Today we're publishing the results of a NESTA-funded research project we carried out in 2019-20 to compare assessing primary writing with Comparative Judgement (CJ) and the Teacher Assessment Framework (TAF).
We compared the grades teachers gave to 349 pieces of Year 6 writing. First, we got a panel of experienced teachers led by a local authority moderator to repeatedly grade each piece of writing using the TAF. Then we assessed each piece of writing using CJ.
We graded pieces with one of the three TAF grades: Working Towards, Expected Standard, Greater Depth. We called these the three 'wide' grades. We also subdivided each grade into three, to allow us to assess accuracy more precisely. We called these the nine 'fine' grades.
Q1: How reliable is each assessment method? We found that for any individual piece of writing, the chance that two teachers would agree on the wide grade was 64%. For CJ, the agreement was 86%.
We calculated the size of these disagreements using the 9 grade system.

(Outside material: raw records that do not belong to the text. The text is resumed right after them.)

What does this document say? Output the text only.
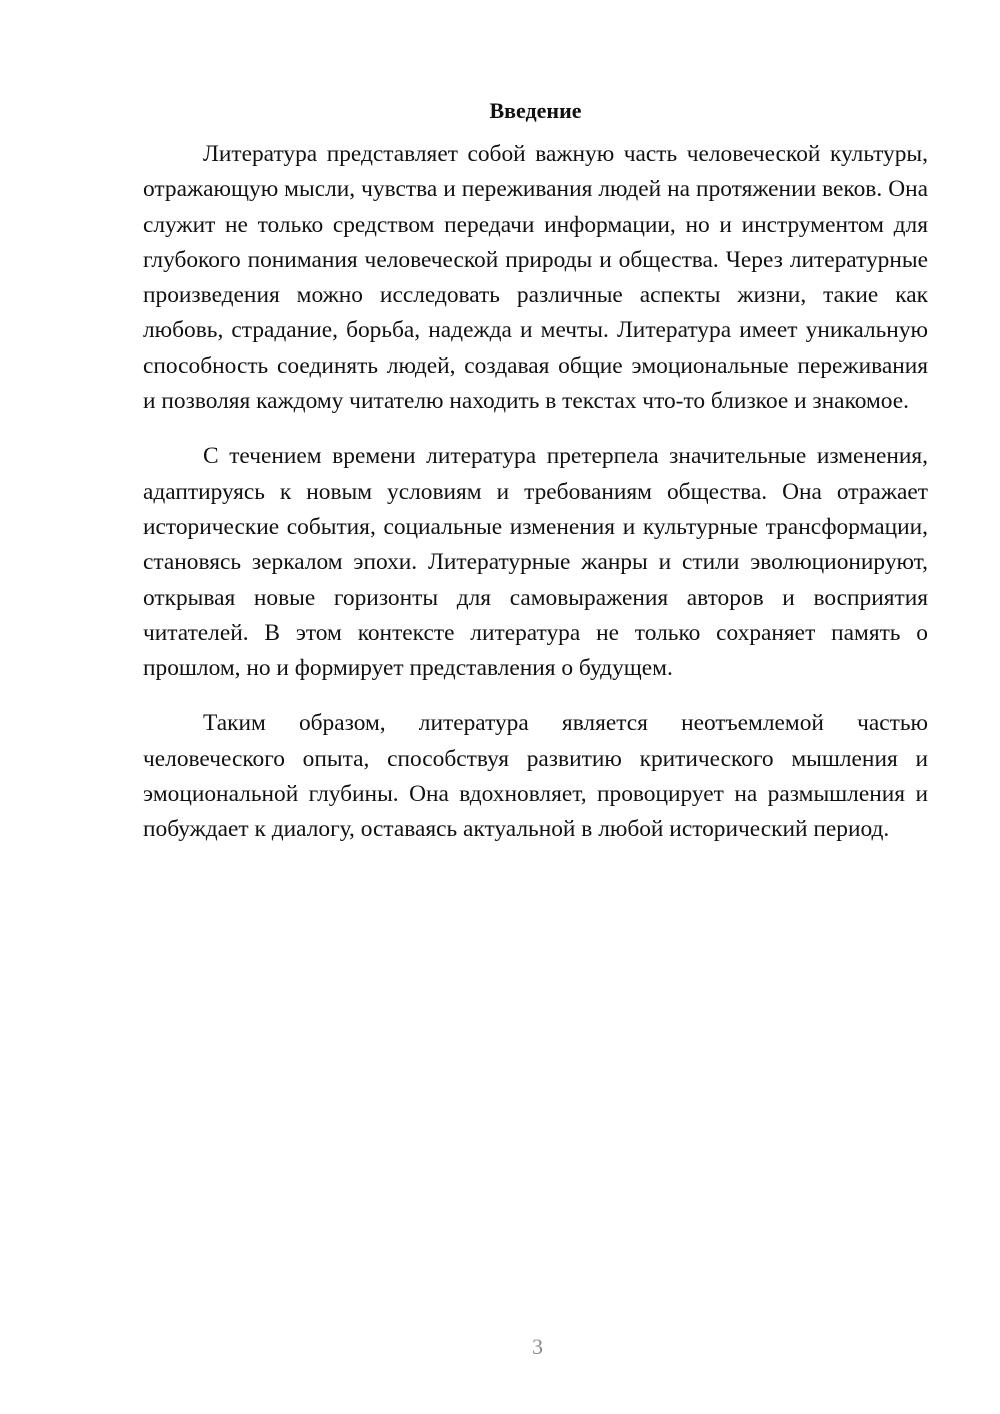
Введение

Литература представляет собой важную часть человеческой культуры, отражающую мысли, чувства и переживания людей на протяжении веков. Она служит не только средством передачи информации, но и инструментом для глубокого понимания человеческой природы и общества. Через литературные произведения можно исследовать различные аспекты жизни, такие как любовь, страдание, борьба, надежда и мечты. Литература имеет уникальную способность соединять людей, создавая общие эмоциональные переживания и позволяя каждому читателю находить в текстах что-то близкое и знакомое.

С течением времени литература претерпела значительные изменения, адаптируясь к новым условиям и требованиям общества. Она отражает исторические события, социальные изменения и культурные трансформации, становясь зеркалом эпохи. Литературные жанры и стили эволюционируют, открывая новые горизонты для самовыражения авторов и восприятия читателей. В этом контексте литература не только сохраняет память о прошлом, но и формирует представления о будущем.

Таким образом, литература является неотъемлемой частью человеческого опыта, способствуя развитию критического мышления и эмоциональной глубины. Она вдохновляет, провоцирует на размышления и побуждает к диалогу, оставаясь актуальной в любой исторический период.

3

With the TAF, the disagreement between two markers was +/- 2 grades. A script getting EXS-B with marker 1 could get from WTS-A to GDS-C from marker 2. With CJ, the disagreement was +/- 1 grade.
Q2: How efficient is each method? You can make the TAF more reliable by aggregating the grades of lots of teachers. However, this increases the time taken.
You would need to aggregate four separate individual TAF grades – that is, to quadruple-mark each piece of writing – in order to reach the level of reliability equivalent to that of a single Comparative Judgement session. This would take twice as long as a CJ session.
Q3: How valid is each method? If we assume the average TAF grade is the most reliable one, then this grade does agree quite closely with the CJ grade. 79% of scripts got the same wide grade with both methods. 92% were within one fine grade of each other.
This suggests teachers apply a broadly similar understanding of good writing when they use CJ as when they use the TAF. However, further analysis of script content would be useful here: there are some differences in grades and it may be they reflect slightly different emphases.
Perhaps the real insight is the power of aggregation. No one individual marker or judger holds the true standard within their head, but by combining their judgements we can reach a consensus. This is true whether we are using the TAF or CJ - but it is quicker with CJ!
We have also published the full set of 349 scripts together with their median-TAF grade, every grade they were given by the individual teachers and the CJ grade. This is a really valuable resource for all primary teachers. https://observablehq.com/@nmm/the-reliability-of-grading-writing-using-the-teacher-asses
So far as we know it is the most extensive & rigorous exemplification exercise carried out on the new TAF - it consists of writing of real children from representative schools, completed in consistent conditions and then assessed many times by experienced, trained teachers.
Over the next few days we will also blog about some more of the detail from this study. Enjoy!